Monday, March 27, 2006

REVIEW: Inside Man

With this film, Spike Lee finally steps outside himself and the result is arguably the first of his efforts since "Malcom X" not to buckle under the added weight of it's maker's obsession with identity politics. This is a movie about a clever bank robber (Clive Owen) executing a self-declared "perfect" heist, the tough-but-calm hostage negotiator (Denzel Washington) on the other end... and that's it.

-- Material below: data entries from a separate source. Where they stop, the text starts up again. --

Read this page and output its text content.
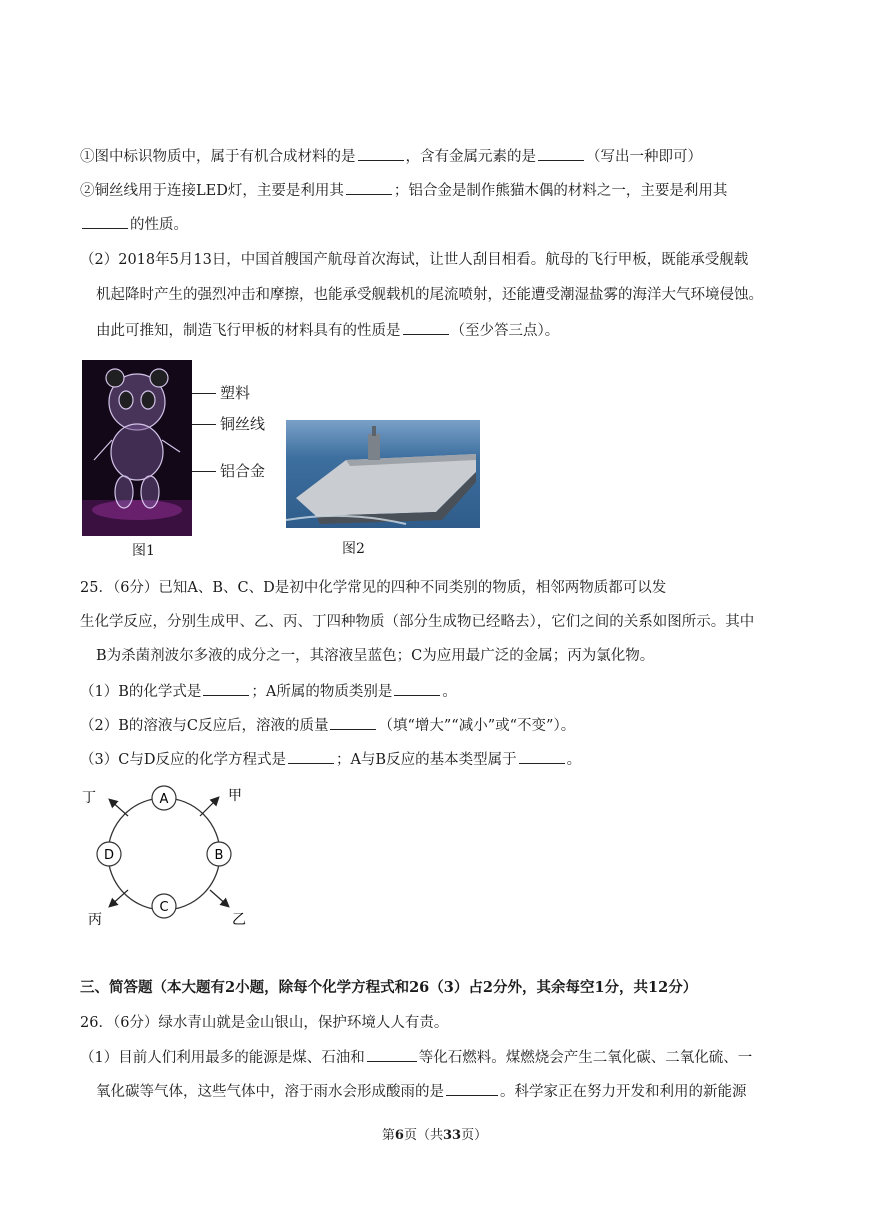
①图中标识物质中，属于有机合成材料的是	，含有金属元素的是	（写出一种即可）
②铜丝线用于连接LED灯，主要是利用其	；铝合金是制作熊猫木偶的材料之一，主要是利用其
的性质。
（2）2018年5月13日，中国首艘国产航母首次海试，让世人刮目相看。航母的飞行甲板，既能承受舰载
机起降时产生的强烈冲击和摩擦，也能承受舰载机的尾流喷射，还能遭受潮湿盐雾的海洋大气环境侵蚀。
由此可推知，制造飞行甲板的材料具有的性质是	（至少答三点）。
塑料
铜丝线
铝合金
图1	图2
25．（6分）已知A、B、C、D是初中化学常见的四种不同类别的物质，相邻两物质都可以发
生化学反应，分别生成甲、乙、丙、丁四种物质（部分生成物已经略去），它们之间的关系如图所示。其中
B为杀菌剂波尔多液的成分之一，其溶液呈蓝色；C为应用最广泛的金属；丙为氯化物。
（1）B的化学式是	；A所属的物质类别是	。
（2）B的溶液与C反应后，溶液的质量	（填“增大”“减小”或“不变”）。
（3）C与D反应的化学方程式是	；A与B反应的基本类型属于	。
A
B
C
D
甲
乙
丙
丁
三、简答题（本大题有2小题，除每个化学方程式和26（3）占2分外，其余每空1分，共12分）
26．（6分）绿水青山就是金山银山，保护环境人人有责。
（1）目前人们利用最多的能源是煤、石油和	等化石燃料。煤燃烧会产生二氧化碳、二氧化硫、一
氧化碳等气体，这些气体中，溶于雨水会形成酸雨的是	。科学家正在努力开发和利用的新能源
第6页（共33页）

Well, alright, not quite. This is still, after all, Spike Lee; and the usual creeping irritants of his ouvre still poke their heads out from time to time: New York is still fetishized, a lead actor still glides on a dolly-rig, a jarring pullback-from-closeup still reveals characters to be standing in front of a wall plastered with messagery and Jewish-American characters are still played for obvious caricatures; alongside a really moronic aside for a commentary on violence (and, of course, racism) in video games and Jodie Foster as an amoral ice-queen "fixer" who seems to have the entirety of NYC under her sway and is name, yes... Miss White. Cute.

But those little half-slivers of annoyance aside, overall Mr. Lee has put his stature as poster-boy for self-important message-mongering aside and let his skill as a filmmaker take the spotlight. The result: A cracking-good thriller.

The setup you know going in, anything else you shouldn't know and won't here from me. Suffice it to say that writer Russel Gerwitz has written a solid mini-marvel of a heist movie with a great collection of characters and a corker third act, and Spike Lee has directed the hell out of it. What you've heard is true: Spike Lee has FINALLY made good on his early promise and graduated from political-essayist to filmmaker.

And it's about damn time. Well done, and reccomended.